We’ve all heard the mushroom theory of management — shovel s*** and keep ’em in the dark. Well, brace yourself for Bacon’s mushroom theory of economic development.
Almost half of America’s mushrooms are produced in Chester County, Pa. After peaking in 2014, however, production has declined slightly in recent years. A big problem: a labor shortage. Reports the Wall Street Journal:
Most mushroom growers have failed in efforts to recruit locals for harvesting jobs, which can bring in as much as $50,000 a year but often require workers to start by 5 a.m. and put in six days a week.
“We’d love to get people who live in this area,” said Meghan Klotzbach … regulatory manager for Mother Earth. “They graduate from high school, they just go to Wal-Mart to work. Why can’t you come here and pick mushrooms?”
Chester enjoys no natural advantages in mushroom growing, which takes place indoors, in the dark, using composted soil. The concentration of the industry in this one Pennsylvania County is a historical curiosity, dating back to two Quaker flower growers in 1885 who discovered they could use wasted space under their carnation beds to grow mushrooms. The region maintains its dominance in part due to an elaborate supply chain that funnels large volumes of manure to the farms. But mushrooms can be cultivated anywhere.
Indeed, they are grown in Virginia. A quick Internet search reveals at least three mushroom farms: North Cove Mushrooms in Charlottesville, Sharondale Farm in Cismont (near Charlottesville), and Urban Choice, which is located in the Scott’s Addition area of Richmond.

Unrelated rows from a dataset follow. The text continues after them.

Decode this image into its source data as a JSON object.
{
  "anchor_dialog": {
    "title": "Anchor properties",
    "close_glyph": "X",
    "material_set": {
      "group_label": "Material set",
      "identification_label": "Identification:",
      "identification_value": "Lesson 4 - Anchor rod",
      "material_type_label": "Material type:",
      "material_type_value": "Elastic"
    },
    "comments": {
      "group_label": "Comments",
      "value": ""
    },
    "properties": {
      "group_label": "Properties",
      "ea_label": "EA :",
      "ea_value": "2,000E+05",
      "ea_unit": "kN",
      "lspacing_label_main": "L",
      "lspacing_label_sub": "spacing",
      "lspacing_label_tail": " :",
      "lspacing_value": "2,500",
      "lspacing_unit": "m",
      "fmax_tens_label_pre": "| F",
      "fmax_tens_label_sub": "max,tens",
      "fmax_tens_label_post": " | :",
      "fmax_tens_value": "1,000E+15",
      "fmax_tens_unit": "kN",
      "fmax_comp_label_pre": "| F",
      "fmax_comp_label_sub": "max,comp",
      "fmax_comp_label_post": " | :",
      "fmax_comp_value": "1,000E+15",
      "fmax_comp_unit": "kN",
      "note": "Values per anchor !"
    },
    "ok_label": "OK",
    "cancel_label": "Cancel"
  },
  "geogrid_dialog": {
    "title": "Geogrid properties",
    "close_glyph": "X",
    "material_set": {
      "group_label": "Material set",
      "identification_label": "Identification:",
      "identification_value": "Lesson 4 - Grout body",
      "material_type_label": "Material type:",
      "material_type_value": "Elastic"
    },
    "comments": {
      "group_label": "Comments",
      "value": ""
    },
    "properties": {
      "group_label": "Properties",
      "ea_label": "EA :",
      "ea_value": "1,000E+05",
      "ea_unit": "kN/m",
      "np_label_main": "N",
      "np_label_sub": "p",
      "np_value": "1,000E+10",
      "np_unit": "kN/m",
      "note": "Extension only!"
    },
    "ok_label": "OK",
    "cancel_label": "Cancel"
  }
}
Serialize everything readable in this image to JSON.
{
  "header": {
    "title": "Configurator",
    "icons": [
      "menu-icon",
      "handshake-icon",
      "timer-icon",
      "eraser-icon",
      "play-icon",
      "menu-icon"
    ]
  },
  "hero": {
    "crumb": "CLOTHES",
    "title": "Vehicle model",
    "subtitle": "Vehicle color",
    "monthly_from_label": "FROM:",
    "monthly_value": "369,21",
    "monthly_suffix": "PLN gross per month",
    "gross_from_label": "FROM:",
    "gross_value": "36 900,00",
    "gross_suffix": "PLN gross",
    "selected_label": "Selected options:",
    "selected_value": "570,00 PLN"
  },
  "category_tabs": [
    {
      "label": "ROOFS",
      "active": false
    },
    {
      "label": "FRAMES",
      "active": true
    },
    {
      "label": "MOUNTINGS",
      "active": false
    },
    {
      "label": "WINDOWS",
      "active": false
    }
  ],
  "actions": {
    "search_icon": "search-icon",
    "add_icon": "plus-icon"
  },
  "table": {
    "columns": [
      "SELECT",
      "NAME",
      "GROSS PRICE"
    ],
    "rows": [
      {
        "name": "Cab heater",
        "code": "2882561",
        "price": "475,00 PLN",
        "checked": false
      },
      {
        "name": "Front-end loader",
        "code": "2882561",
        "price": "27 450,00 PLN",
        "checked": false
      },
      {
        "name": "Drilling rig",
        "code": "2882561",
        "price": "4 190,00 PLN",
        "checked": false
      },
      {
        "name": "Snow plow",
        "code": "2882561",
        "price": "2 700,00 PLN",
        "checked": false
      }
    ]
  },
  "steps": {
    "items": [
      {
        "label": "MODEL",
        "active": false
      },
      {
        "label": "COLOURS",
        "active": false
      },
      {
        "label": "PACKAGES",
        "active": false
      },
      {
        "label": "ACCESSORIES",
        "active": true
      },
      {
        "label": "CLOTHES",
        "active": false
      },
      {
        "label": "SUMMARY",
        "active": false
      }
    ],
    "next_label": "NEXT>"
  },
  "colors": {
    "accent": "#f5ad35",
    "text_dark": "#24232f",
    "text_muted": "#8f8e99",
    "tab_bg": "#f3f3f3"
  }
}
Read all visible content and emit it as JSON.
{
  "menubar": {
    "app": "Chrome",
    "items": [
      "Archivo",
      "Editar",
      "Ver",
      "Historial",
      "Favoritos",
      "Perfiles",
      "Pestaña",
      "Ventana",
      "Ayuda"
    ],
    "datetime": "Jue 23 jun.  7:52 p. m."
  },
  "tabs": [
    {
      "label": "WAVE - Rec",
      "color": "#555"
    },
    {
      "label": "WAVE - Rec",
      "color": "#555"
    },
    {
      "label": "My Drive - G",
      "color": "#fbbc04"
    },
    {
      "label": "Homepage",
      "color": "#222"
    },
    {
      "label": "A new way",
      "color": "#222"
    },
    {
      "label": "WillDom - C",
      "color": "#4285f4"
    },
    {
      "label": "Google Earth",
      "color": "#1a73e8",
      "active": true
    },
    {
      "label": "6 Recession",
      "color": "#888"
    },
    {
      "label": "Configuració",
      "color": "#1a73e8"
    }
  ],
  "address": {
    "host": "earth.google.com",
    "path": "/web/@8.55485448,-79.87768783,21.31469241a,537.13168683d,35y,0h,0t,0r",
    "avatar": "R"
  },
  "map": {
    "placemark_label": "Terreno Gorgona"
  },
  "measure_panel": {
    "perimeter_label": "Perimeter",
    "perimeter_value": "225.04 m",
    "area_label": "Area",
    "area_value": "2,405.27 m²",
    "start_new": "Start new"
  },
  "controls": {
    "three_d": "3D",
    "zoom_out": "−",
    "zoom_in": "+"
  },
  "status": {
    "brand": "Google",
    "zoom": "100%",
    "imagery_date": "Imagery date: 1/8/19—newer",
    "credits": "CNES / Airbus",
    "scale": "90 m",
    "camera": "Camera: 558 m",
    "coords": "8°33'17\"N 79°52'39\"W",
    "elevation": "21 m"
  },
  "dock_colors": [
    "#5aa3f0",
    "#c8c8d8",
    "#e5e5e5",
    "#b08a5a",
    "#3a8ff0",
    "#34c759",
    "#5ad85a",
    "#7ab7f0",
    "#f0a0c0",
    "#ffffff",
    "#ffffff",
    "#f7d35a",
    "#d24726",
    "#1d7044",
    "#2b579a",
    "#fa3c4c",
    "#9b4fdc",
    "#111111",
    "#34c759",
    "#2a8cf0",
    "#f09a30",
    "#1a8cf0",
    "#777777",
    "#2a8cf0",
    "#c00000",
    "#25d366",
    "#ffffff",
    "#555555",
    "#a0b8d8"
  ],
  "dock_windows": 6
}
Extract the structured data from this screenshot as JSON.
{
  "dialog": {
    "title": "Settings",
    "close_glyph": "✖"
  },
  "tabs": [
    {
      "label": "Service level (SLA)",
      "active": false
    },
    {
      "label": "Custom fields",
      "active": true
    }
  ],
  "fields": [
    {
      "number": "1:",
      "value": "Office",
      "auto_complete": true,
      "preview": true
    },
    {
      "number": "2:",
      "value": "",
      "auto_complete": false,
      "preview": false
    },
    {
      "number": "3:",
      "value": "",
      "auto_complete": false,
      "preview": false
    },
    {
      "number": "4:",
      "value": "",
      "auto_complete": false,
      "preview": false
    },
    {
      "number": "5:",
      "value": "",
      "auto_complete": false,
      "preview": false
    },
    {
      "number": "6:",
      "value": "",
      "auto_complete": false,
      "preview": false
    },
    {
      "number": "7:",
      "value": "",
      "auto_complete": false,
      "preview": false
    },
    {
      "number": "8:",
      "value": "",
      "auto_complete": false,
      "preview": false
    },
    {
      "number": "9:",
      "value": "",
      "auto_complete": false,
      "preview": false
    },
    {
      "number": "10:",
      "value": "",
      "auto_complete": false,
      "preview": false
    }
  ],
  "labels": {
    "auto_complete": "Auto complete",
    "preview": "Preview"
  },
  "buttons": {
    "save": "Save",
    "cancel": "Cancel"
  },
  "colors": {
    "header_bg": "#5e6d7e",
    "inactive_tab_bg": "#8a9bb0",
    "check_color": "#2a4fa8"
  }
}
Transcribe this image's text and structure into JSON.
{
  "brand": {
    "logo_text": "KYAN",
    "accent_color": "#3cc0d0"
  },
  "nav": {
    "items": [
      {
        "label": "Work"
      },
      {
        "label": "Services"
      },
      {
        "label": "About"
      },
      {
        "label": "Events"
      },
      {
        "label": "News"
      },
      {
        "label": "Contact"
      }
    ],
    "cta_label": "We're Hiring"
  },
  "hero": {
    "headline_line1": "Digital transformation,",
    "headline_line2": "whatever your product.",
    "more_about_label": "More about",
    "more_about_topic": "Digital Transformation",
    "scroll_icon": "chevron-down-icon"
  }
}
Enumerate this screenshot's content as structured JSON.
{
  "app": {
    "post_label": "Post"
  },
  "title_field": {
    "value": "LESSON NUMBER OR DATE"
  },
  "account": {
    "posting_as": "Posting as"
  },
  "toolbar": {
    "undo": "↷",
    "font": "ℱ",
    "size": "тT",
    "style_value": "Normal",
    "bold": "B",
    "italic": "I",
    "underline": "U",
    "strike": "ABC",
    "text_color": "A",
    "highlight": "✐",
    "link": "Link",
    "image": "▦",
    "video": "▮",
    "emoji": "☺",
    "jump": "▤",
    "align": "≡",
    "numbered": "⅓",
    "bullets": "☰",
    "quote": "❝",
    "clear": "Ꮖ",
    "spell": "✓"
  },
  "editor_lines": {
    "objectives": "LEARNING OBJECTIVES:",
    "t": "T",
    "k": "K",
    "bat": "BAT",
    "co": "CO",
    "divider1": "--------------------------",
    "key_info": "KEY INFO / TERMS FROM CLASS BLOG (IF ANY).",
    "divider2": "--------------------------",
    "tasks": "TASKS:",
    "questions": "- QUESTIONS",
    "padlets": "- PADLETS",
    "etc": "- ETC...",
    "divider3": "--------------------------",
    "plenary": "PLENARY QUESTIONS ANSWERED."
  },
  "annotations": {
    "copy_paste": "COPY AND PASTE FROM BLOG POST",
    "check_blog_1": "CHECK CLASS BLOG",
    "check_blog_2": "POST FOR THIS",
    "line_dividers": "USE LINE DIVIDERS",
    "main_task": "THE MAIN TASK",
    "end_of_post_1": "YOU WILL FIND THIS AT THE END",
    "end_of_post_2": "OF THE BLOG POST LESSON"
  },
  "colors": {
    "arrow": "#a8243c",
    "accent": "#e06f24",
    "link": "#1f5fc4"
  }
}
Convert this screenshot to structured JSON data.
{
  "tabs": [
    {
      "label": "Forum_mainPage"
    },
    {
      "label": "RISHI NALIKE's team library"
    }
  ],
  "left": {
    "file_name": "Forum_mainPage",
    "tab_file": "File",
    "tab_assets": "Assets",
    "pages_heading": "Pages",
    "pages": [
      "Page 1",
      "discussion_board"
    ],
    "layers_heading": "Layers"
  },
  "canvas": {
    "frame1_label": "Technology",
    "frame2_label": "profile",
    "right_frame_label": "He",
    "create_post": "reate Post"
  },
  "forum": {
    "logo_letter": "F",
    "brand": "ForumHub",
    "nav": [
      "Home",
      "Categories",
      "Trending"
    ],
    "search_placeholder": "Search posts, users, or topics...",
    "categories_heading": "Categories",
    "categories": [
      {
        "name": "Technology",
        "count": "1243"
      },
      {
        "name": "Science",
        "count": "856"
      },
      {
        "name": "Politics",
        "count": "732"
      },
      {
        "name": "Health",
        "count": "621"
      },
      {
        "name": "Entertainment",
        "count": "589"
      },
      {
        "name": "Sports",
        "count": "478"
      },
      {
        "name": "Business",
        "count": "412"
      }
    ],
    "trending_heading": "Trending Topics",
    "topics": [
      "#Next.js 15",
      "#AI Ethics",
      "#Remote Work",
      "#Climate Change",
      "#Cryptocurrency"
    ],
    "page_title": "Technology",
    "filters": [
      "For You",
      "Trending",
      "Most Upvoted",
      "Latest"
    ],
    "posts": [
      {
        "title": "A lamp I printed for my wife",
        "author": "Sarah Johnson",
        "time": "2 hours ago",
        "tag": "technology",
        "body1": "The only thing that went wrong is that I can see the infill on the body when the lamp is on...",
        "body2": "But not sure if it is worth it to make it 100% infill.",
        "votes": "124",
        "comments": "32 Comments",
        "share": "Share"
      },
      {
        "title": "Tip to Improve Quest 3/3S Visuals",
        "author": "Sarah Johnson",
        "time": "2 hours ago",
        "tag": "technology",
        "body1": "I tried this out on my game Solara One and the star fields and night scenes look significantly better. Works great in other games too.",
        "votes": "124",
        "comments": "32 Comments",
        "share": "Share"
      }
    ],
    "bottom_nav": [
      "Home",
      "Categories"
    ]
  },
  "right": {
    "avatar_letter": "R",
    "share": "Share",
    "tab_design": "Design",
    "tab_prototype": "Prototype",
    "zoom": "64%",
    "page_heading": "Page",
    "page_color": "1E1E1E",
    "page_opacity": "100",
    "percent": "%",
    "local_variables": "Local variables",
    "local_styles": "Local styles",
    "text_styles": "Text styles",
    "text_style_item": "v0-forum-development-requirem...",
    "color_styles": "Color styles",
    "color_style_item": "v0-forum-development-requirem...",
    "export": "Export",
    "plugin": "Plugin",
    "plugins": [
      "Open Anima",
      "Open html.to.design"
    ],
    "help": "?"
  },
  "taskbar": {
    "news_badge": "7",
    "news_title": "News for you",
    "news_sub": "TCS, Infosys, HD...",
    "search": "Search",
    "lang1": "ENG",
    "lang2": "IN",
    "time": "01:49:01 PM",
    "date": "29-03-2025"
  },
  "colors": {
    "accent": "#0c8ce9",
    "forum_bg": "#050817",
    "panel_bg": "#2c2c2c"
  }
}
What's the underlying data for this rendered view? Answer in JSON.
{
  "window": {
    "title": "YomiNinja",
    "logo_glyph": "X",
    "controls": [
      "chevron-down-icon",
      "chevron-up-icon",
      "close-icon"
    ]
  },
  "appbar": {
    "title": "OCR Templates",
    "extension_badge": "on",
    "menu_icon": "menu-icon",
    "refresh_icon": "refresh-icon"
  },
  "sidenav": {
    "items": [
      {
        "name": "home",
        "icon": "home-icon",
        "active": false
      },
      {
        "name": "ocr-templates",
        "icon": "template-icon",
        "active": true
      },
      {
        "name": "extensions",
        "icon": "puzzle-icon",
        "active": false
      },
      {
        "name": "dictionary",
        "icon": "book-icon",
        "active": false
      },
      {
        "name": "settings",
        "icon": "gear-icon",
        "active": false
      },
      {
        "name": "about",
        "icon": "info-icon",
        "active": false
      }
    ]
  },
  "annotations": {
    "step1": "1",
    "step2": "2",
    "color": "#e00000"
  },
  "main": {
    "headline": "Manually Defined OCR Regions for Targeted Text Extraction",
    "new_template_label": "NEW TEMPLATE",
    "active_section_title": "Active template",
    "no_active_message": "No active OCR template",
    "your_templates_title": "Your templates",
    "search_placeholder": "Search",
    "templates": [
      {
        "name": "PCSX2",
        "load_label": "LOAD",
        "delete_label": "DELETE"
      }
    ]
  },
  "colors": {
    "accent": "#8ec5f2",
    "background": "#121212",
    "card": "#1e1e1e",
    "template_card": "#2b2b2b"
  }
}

The Virginia mushroom farms are small enterprises that sell mainly to farmer’s markers and local restaurants. If labor is a constraint in Chester, Pa., why can’t Virginia farmers take up the slack? Wouldn’t $50,000 a year sound like good money to workers in rural Southside and Southwest Virginia (or for inner city workers in Richmond)?
The Washington, Hampton Roads and Richmond metropolitan regions represent a vast market for fresh, locally grown produce of all kinds. Rural Virginia needs more, better-paying jobs. Mushroom cultivation could fit the bill. Find a couple dozen niche agricultural products like mushrooms, and we could see a rural revival in the state.